Oui. Lire était mon moyen préféré pour m’évader du réel. À Maroua, il n’y avait qu’une seule petite bibliothèque, au sein de l’église. Mon père était imam, donc je craignais de le trahir en allant à l’église, mais la tentation des livres était plus forte ! Avec ma petite sœur, on grimpait à un arbre, on escaladait le mur pour y accéder. Le prêtre nous laissait emprunter tous les livres de notre choix. Finalement, mon père et lui sont devenus très amis et tenaient des discussions passionnées. Mon père était professeur d’arabe, il a étudié le droit musulman et le droit international au Caire. Il était fantastique, il incarnait l’islam tolérant, libre, qui demande aux familles de scolariser les filles, de respecter les épouses… Dans notre société, l’enfant n’appartient pas seulement à ses parents, il est celui de toute la famille, de la communauté. À l’époque, cette emprise de la société, de la tradition était plus forte. Mon mariage a donc été décidé par mes oncles, sans que mon père ne puisse s’y opposer. Ça l’a brisé. Avec ma mère, égyptienne, ils formaient une famille unie, sans tromperie ni polygamie. Ma mère vit toujours à Maroua, elle parle parfaitement le fulfuldé. C’est une femme forte, l’une des matriarches du quartier, et elle tellement fière de moi !

Comment vos livres sont-ils reçus au Cameroun ?

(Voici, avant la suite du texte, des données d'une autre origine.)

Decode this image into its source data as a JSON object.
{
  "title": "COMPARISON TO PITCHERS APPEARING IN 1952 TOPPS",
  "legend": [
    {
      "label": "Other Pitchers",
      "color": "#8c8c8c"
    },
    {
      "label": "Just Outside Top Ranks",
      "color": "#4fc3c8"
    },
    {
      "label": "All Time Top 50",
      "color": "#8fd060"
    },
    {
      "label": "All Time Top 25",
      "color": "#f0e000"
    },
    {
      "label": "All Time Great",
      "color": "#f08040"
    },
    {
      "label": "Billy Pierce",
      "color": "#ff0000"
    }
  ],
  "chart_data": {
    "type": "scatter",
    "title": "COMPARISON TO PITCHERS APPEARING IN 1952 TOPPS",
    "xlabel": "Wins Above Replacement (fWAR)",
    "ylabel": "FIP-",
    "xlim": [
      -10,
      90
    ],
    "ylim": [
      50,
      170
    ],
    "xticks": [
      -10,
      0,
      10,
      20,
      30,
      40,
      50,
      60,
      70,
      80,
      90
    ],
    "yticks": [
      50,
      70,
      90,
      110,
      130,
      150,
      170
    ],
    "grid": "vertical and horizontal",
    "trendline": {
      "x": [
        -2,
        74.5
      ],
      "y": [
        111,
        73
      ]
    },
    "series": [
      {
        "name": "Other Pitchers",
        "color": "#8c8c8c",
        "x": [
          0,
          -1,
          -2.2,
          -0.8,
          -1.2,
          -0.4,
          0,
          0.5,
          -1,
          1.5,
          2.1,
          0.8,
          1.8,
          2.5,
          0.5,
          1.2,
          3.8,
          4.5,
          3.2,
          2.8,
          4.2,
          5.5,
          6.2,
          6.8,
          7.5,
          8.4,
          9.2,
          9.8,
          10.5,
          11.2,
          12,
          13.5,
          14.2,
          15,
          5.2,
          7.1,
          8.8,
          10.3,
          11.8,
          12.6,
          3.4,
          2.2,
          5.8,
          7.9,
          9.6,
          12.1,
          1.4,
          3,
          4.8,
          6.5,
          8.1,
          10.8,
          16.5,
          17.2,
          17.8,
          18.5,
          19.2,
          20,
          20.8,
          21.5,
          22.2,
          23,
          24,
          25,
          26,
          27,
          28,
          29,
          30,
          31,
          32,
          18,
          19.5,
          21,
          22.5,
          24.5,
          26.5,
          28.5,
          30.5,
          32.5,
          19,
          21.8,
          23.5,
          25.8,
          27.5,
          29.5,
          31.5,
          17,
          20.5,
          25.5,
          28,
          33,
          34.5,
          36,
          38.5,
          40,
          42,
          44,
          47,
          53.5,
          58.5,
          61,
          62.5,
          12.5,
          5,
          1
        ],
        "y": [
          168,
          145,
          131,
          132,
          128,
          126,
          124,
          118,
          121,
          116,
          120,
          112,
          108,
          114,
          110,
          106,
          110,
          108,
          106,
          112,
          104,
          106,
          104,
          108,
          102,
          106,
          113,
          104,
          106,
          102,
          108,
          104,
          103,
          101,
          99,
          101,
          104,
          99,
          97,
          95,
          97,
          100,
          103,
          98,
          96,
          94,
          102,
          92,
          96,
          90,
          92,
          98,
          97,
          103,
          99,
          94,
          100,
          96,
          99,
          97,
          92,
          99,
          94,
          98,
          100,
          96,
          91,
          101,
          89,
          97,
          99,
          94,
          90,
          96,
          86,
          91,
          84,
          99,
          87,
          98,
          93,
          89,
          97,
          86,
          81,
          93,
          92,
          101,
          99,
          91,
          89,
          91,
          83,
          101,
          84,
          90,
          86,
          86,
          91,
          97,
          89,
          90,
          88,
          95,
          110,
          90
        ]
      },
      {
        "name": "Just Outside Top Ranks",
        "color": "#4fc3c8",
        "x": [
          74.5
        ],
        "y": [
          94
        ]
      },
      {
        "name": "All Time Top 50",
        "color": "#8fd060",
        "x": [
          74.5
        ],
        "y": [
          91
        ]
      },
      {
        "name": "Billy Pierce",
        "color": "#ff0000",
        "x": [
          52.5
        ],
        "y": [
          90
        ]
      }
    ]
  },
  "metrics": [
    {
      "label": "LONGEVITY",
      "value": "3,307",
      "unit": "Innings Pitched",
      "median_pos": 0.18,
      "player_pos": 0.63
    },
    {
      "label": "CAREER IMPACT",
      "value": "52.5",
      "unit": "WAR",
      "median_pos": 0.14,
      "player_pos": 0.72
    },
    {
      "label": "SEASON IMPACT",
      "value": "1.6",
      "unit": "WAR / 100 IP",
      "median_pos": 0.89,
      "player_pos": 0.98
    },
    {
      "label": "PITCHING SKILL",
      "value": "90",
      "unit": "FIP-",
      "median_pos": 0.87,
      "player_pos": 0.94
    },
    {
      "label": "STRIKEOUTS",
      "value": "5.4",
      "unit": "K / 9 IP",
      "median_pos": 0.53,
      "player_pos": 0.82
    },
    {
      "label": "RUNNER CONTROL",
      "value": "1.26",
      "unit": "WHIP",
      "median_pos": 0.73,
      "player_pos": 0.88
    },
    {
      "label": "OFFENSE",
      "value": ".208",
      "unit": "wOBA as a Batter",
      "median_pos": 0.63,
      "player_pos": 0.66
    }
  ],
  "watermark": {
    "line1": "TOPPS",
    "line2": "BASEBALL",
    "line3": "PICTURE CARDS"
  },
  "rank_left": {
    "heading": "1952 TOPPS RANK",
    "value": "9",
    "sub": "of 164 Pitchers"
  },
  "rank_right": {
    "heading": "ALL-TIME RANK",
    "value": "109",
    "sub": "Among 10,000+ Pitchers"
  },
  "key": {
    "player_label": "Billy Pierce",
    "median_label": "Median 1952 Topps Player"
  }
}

À la parution de mon roman Walaande, l’art de partager un mari, en 2010, alors que Boko Haram faisait des ravages dans le pays, j’ai reçu de nombreuses insultes et des menaces de mort, par le biais de mon éditeur. Je reçois encore des attaques via Facebook, ou pendant les conférences, de la part de personnes qui ne comprennent rien, qui prétendent que je suis contre l’islam, que je raconte des mensonges, que je ne fais pas la promotion de notre société en racontant ses travers… J’ai la chance de m’être remariée avec un homme formidable, un écrivain et ingénieur qui m’a toujours soutenue, encouragée. Nous avons deux enfants de 7 et 8 ans. Le roman nous a réunis, on s’est rencontrés lors de la promotion de nos livres respectifs, et on ne s’est plus quittés. Je suis l’auteur national le plus lu actuellement dans mon pays, car j’ai toujours publié au Cameroun. Beaucoup se reconnaissent dans mon dernier roman, Les Impatientes, qui donne envie aux jeunes filles de mener une autre vie. Peu importent les critiques, les malveillants. Le plus important est d’avancer, de dire les choses et surtout de changer le destin de ces femmes qui, sans notre travail, reproduiraient ce schéma archaïque.